Of course, there is also conquest and military victory, but with a single tweak, an algorithm for the instability of large centrally controlled systems, you would have cycles of empire and collapse and the game could go on forever. With a few more tweaks to simulate exhaustion of resources, the game could teach ecology. We could add more crops, program a link between diet and health, and use our vast computing power to zoom down to individual fields and do permaculture.
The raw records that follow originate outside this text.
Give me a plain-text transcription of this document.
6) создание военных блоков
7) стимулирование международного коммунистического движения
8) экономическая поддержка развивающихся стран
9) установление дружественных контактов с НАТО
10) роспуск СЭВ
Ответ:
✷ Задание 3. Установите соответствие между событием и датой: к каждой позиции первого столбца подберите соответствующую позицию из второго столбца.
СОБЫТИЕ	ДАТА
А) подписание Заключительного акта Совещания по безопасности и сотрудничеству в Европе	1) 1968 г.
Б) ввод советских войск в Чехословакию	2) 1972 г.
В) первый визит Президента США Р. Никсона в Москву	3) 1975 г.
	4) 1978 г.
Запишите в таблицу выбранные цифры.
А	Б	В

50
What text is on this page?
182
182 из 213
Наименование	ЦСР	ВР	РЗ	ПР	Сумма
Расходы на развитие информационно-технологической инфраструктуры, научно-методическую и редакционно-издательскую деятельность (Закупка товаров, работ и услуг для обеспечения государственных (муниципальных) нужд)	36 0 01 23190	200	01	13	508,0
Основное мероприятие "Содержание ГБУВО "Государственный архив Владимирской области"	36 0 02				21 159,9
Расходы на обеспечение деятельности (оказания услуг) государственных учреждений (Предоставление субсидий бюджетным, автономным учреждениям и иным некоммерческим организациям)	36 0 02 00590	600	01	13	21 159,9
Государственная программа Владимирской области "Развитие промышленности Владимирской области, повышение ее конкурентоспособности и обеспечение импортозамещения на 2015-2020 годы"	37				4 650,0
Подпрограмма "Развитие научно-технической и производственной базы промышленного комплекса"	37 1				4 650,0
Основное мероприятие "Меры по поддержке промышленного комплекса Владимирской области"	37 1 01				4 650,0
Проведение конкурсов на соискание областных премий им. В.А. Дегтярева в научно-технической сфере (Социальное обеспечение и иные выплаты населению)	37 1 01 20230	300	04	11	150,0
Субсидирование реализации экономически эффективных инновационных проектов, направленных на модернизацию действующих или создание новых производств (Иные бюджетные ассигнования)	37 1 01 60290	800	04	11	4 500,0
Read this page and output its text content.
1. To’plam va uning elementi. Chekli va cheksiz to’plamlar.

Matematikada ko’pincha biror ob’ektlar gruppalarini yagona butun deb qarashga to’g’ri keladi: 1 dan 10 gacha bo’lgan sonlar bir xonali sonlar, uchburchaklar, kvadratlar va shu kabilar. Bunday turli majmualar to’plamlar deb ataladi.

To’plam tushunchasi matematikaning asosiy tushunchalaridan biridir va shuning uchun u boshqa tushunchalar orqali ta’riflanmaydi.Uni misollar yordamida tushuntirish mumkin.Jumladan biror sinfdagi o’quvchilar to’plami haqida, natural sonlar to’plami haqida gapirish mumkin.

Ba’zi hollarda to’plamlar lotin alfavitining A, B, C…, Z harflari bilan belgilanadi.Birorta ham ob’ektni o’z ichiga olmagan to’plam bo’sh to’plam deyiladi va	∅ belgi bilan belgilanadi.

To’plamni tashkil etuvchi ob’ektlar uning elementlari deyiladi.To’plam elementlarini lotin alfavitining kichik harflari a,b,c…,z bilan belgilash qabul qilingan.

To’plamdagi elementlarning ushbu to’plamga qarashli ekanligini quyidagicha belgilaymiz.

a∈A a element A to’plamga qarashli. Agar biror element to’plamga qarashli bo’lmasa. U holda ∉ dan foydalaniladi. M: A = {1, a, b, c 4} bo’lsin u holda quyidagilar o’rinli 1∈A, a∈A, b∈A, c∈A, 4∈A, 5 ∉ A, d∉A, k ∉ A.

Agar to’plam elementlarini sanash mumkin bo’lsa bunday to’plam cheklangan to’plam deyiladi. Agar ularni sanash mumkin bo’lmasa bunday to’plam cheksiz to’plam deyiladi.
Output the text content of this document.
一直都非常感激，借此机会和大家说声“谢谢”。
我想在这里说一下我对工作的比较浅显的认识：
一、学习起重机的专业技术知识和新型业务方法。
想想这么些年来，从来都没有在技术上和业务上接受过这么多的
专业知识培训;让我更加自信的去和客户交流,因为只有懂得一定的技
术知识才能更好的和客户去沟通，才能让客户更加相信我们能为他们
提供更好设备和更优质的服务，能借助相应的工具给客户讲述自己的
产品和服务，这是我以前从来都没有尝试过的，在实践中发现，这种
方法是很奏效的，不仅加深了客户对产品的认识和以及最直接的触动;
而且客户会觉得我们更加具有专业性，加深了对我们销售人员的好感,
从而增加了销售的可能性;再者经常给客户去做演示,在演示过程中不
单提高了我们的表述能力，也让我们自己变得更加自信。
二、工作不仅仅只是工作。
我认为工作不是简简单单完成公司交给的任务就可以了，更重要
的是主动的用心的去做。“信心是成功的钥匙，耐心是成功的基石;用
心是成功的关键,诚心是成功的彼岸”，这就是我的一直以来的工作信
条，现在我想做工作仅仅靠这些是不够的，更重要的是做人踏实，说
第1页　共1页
Of course, Lords of the Realm III went the opposite direction, prettied up the combat and cut almost everything else.


August 26. Debunking the "Tragedy of the Commons". In reality, land held in common tends to be managed well, and privately owned land tends to be exploited. But in 1968 a eugenicist named Garrett Hardin pulled a paper out of his ass that said exactly the opposite with no evidence, and all the people who stood to benefit from converting common land to private land thought it was brilliant, and proceeded to ruin the world.


August 28. Life in a Lazy Universe argues that the way this universe works is consistent with how it would work if it was simulated. It's mostly writing about programming and math, and doesn't say that a "lazy evaluation", where reality isn't filled in until somebody looks at it, is exactly how our own universe works according to quantum physics. In fact, the post itself doesn't even contain the word "quantum", but the comments immediately plunge into arguing about it, because objective physical reality is the core unproven assumption, the God, of industrial age science.